On the mechanism of ion transport through polyphosphazene solid polymer electrolytes:: NMR, IR, and Raman spectroscopic studies and computational analysis of 15N-labeled polyphosphazenes

Comprehensive investigation of lithium ion complexation with N-15-labeled polyphosphazenes-N-15-poly-[bis(2-(2-methoxyethoxy)ethoxy)phosphazene] (IN-MEEP) and N-15-poly-[((2-allylphenoxy)(0.12)(4-methoxyphenoxy)(1.02)(2-(2-methoxyethoxy)ethoxy)(0.86))phosphazene] (N-15-HPP)-was performed by NMR, IR, and Raman spectroscopies.
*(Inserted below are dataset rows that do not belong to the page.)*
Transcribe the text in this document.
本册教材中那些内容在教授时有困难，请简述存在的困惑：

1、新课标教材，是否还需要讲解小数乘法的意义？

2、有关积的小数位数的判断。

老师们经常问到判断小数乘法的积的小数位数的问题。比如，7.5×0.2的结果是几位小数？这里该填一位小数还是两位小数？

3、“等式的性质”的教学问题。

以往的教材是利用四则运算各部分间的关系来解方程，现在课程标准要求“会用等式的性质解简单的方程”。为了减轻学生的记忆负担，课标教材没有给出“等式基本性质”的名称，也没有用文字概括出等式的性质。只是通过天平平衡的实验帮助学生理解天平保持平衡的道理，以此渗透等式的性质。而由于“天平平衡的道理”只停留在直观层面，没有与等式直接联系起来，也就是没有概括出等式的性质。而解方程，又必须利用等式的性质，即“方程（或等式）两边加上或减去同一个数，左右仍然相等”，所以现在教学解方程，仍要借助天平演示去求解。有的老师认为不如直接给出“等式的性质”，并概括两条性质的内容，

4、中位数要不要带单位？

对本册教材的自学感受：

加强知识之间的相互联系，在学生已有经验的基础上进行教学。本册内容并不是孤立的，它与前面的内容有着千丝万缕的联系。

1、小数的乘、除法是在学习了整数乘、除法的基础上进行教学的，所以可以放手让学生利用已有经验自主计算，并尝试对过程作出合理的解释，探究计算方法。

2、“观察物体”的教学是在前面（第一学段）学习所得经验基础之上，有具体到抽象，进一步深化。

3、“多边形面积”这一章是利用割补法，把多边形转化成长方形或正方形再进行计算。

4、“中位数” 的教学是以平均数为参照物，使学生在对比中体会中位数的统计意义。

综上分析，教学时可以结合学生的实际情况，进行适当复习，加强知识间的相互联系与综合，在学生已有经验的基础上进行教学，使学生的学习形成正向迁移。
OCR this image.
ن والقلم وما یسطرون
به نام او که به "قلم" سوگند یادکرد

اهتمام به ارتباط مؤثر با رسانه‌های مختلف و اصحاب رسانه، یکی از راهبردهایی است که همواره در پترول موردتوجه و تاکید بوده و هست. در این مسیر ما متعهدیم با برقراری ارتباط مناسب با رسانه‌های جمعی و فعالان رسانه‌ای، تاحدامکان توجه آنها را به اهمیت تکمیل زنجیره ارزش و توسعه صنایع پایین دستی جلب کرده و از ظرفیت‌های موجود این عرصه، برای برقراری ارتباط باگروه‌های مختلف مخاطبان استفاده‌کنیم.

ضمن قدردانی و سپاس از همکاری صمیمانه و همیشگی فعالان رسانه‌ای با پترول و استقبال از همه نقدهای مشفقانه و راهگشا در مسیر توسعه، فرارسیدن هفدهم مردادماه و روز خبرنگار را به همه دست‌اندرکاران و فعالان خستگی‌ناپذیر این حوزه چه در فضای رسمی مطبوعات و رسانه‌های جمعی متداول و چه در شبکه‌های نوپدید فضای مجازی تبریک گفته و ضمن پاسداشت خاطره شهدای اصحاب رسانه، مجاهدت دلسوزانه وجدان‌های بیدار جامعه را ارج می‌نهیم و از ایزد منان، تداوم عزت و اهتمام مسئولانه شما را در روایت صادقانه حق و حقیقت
Previous studies characterized the ionic transport through the polymer matrix in terms of jumps between neighboring polymer strands utilizing the electron lone pairs of the etherial oxygen nuclei with the nitrogen nuclei on the polyphosphazene backbone not involved. However, noteworthy changes were observed in the NMR, IR, and Raman spectra with the addition of lithium trifluoromethanesulfonate (LiOTf) to the polyphosphazenes. The data indicate that the preferred association for the lithium ion with the polymer is with the nitrogen nuclei, resulting in the formation of a pocket with the pendant groups folding around the backbone. NMR temperature-dependent spin-lattice relaxation (T-1) studies (C-13, P-31, and N-15) indicate significant lithium ion interaction with the backbone nitrogen nuclei. These studies are in agreement with molecular dynamics simulations investigating lithium ion movement within the polyphosphazene matrix.